LSU QB Myles Brennan’s Retirement Could Slow Speed, Breadth of NIL Deals Across College Football
Picture by Getty Images. Pictured: Myles Brennan.
LSU quarterback Myles Brennan called it quits on Monday and his decision could slow the speed and breadth of NIL deals across the college football landscape.
Brennan became the first prominent player in the short history of name, image and likeness to get paid and never step on the field.
While the former four-star quarterback has started three games over his collegiate career, none came after he signed NIL deals.

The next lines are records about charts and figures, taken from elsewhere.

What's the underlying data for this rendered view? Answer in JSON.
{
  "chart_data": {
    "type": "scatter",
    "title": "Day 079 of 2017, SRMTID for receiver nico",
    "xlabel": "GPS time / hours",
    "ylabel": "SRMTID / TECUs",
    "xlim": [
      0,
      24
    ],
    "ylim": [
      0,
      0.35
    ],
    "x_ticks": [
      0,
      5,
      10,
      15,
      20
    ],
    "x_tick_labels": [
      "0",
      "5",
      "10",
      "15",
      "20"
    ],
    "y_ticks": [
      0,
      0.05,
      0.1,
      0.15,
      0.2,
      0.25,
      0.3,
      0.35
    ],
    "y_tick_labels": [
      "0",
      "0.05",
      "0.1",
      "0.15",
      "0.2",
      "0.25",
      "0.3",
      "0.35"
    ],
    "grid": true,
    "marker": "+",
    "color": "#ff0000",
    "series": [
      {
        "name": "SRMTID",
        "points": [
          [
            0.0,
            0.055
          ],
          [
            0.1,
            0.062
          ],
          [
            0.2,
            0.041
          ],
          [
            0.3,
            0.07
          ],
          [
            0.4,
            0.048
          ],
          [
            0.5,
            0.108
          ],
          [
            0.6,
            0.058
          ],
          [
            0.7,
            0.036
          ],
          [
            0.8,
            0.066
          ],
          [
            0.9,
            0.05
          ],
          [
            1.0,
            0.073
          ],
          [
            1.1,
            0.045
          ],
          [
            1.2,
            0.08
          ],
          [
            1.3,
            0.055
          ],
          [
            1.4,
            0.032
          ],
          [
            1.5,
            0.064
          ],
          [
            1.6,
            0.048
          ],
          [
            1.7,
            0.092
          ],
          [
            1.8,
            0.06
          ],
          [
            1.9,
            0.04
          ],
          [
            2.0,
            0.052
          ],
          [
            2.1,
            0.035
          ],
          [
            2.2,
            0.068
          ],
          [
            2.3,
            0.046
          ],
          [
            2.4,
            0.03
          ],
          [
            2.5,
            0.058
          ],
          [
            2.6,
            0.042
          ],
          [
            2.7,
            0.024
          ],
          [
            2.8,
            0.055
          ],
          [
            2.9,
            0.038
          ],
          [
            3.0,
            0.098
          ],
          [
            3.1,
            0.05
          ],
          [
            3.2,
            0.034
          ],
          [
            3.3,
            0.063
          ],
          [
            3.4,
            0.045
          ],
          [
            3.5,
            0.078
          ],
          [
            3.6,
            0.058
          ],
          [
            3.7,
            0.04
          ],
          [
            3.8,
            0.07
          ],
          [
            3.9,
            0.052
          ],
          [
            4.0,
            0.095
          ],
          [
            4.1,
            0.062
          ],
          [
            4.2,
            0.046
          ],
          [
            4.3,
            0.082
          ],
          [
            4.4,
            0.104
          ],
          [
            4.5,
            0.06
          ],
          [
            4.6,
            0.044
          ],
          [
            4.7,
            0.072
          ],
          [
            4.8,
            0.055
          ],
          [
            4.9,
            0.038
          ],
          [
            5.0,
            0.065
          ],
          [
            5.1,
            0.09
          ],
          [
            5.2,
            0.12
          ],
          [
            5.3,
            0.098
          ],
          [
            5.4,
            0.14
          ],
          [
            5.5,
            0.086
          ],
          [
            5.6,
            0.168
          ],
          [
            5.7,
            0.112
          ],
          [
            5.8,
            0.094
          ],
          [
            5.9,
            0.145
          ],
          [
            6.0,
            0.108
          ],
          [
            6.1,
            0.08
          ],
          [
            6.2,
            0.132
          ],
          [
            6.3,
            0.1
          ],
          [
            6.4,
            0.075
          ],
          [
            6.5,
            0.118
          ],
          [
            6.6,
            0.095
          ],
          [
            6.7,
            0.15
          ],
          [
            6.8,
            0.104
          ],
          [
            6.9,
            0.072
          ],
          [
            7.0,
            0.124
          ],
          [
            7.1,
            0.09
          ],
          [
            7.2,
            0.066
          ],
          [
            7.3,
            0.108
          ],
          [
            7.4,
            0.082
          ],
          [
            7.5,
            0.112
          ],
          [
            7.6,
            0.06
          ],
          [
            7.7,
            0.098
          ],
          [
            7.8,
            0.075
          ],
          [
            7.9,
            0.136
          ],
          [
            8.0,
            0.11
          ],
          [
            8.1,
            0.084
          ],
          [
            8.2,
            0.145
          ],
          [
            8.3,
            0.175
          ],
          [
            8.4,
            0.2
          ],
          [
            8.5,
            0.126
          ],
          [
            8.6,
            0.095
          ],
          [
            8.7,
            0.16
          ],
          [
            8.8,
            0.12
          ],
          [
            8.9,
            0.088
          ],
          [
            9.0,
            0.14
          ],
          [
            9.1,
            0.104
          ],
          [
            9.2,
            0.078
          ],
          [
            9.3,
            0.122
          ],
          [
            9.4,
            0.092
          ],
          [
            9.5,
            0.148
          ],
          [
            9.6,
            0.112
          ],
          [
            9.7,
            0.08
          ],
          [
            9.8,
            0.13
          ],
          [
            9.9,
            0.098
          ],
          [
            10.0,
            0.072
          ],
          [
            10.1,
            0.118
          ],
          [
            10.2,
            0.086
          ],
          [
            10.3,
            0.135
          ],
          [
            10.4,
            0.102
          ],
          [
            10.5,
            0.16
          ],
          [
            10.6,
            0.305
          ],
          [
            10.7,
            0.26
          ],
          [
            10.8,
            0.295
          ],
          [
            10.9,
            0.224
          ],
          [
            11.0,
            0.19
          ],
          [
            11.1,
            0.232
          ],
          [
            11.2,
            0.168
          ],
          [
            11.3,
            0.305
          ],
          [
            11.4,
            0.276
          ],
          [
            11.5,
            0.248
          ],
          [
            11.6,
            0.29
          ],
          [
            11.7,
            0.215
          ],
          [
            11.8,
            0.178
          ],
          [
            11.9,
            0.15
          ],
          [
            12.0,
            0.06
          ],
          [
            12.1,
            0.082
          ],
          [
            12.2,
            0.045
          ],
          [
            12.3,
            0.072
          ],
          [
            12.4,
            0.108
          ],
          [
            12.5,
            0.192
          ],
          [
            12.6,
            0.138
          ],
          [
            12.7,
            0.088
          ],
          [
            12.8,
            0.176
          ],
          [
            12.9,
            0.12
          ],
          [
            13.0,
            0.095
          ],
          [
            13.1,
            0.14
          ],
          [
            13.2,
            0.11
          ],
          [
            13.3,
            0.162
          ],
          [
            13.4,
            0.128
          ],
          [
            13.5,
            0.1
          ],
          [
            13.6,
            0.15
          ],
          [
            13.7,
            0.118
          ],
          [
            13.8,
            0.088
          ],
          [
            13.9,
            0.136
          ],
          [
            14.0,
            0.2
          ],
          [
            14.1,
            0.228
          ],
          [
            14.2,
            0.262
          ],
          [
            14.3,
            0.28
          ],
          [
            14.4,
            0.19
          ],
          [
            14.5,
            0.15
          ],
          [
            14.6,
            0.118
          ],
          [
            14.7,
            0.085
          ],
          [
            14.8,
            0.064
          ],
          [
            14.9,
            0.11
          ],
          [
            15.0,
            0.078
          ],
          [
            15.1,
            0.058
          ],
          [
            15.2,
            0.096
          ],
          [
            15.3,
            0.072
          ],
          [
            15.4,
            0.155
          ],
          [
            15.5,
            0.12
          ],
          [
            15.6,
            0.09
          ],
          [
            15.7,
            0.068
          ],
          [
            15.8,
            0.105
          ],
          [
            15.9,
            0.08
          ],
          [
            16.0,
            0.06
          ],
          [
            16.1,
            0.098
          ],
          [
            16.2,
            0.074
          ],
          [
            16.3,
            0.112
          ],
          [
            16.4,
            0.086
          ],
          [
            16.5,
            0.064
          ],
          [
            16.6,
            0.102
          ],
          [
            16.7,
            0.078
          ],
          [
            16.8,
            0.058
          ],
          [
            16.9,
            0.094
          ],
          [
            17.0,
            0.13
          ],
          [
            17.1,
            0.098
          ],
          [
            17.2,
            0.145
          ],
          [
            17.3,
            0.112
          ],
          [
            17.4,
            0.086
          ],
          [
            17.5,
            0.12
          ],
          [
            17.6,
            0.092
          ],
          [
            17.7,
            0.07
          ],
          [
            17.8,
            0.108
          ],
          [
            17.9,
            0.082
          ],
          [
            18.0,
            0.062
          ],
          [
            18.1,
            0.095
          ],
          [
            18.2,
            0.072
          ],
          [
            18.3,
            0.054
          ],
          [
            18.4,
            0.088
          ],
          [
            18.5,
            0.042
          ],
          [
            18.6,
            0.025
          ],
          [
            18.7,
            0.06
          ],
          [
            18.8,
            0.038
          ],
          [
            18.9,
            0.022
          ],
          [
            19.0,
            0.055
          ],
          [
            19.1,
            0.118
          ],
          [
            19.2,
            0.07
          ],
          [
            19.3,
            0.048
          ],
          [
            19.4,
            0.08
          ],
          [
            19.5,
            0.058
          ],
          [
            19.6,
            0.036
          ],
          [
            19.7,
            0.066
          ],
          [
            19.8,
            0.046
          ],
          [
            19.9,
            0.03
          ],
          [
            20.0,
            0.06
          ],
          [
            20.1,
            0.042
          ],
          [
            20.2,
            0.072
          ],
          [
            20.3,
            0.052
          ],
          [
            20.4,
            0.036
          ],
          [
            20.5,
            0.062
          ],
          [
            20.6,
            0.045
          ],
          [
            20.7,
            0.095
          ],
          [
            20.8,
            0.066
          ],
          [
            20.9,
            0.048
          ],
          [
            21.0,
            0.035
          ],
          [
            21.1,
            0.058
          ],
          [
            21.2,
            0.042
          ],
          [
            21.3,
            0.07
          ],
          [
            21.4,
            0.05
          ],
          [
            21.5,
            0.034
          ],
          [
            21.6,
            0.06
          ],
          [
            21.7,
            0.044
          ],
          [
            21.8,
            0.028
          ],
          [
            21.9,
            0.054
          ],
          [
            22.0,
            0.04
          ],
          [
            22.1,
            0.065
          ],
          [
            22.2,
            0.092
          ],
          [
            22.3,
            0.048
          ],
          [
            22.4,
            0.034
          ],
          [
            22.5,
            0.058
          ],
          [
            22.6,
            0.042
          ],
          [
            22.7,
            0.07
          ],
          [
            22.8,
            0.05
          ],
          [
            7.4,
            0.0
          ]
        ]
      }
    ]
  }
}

Believed to have been LSU’s next starting quarterback, Brennan signed a car deal with Baton Rouge dealership Hollingsford Richards Ford and added endorsements from Raising Canes, Smoothie King, GameCoin and Smalls Sliders during the NIL craze of 2021.
But before the season, Brennan hurt himself in a fishing accident and never played. After the season, Ed Orgeron was fired and Brennan entered the transfer portal before calling it quits Monday.
As part of the stipulations of NIL, Brennan needed to provide his endorsement to receive the money, which he did, but the rules don’t require him to actually play. NIL regulations also disallow performance incentives or benchmarks in any deal.
In fact, Brennan would have still been able to keep the money if, five days after he signed all the deals, he left LSU.
Some proponents of NIL say that’s exactly what the system was created for — for athletes who don’t fulfill their potential to capitalize and make cash in the moment, at their height of marketability, whether they turn out or not.
Others indicate that cases like Brennan’s — or Spencer Rattler’s or JT Daniels’ — will inevitably depress the meteoric sums unproven players have been receiving since the practice was codified in 2021.